Sus dos hermanas, mayores que ella, huyeron de la casa con los primeros pretendientes que aparecieron; su padre, furioso, las maldijo mientras tiraba y rompía todo lo que encontraba a su paso, al tiempo que vociferando, decía:


"Esas mujeres ya no son mis hijas, jamás volverán a pisar esta casa. Todos aquí tienen prohibido nombrarlas y volver a verlas. Nadie se burla de mí".


Lía vio pasar la juventud  en una profunda soledad, aprendiendo a subordinar sus sueños y deseos a los de su padre, siempre egoísta y autoritario, y aceptando el silencio de su madre, convirtiéndose en su sombra.


A la muerte de sus padres, y con 28 años en su cuerpo, creyó enamorarse de Jacinto -compañero de escuela de una de sus hermanas, quien la visitaba con frecuencia para consolarla en su duelo-, y aceptó casarse con él, en un intento desesperado de realizar todos sus sueños e ilusiones dormidos.


Jacinto, siete años mayor que ella, siempre procuró darle lo mejor; sin embargo, su carácter algo triste y apocado no logró cambiarle la vida como ella lo imaginaba.
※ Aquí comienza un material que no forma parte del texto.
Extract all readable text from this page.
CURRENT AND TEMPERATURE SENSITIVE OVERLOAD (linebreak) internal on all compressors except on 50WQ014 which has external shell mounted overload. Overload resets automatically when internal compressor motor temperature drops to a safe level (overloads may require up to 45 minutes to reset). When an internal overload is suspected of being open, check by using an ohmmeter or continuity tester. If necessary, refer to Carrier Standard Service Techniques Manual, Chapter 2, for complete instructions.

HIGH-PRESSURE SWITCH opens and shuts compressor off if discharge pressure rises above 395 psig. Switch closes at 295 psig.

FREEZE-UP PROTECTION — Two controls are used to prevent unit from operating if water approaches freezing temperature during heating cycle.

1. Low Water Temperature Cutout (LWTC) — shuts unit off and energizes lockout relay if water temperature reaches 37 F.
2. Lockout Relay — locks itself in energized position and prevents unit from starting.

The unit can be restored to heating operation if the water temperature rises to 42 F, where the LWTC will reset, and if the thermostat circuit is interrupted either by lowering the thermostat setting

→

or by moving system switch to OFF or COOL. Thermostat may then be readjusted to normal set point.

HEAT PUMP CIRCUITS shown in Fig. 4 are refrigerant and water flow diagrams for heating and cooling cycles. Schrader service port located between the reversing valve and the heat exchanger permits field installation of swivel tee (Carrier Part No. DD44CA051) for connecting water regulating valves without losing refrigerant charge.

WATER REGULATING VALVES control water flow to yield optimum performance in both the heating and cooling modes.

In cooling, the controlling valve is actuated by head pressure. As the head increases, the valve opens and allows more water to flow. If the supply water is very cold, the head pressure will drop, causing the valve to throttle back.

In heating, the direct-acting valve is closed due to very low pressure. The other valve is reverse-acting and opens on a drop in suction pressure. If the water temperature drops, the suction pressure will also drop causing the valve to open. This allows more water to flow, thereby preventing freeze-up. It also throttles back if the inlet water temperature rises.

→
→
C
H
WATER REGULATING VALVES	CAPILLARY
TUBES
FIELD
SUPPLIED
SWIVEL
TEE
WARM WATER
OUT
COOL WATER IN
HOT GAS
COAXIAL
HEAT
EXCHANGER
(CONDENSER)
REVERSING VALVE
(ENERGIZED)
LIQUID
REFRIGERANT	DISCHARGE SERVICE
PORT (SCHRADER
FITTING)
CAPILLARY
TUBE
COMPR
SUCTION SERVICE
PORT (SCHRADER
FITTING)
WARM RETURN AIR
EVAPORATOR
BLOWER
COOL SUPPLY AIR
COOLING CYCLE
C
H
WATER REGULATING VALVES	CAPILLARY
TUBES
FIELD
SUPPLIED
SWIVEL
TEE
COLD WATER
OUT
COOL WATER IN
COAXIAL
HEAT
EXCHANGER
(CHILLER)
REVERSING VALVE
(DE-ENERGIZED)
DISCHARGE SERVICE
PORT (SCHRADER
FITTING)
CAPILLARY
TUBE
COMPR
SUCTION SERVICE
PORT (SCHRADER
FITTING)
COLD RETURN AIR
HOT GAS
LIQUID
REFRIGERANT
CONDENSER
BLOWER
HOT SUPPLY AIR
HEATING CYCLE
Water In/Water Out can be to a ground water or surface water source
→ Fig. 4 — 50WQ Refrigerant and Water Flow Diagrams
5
Cuando sus hijos, Vicente y Edith nacieron, desbordó en ellos su amor y atención, viviendo los años más hermosos de su vida. Para ellos guardaba sus mejores caricias y sus abrazos sin límite. Así que cuando tuvieron que dejar la ciudad para continuar sus estudios, su mundo se derrumbó y en ese momento supo que ya no regresarían.


Un año después de marcharse los hijos, murió Jacinto, y volvió a quedarse sola. Sin darse cuenta, al igual que su padre, Lía comenzó a recorrer su casa para cerciorarse que todo estuviera en el lugar y la posición exacta, sin variar nunca. Sus amistades la abandonaron porque no entendían las obsesiones y actitudes inexplicables que impedían convivir con ella.


Con sus 68 años, Lía considera que es feliz y lo único que la angustia es que no podrá decirles a los sepultureros, cuando coloquen su ataúd en la tumba, antes de sellarla:


"Por favor, muévanlo un poco más a la derecha, está chueco".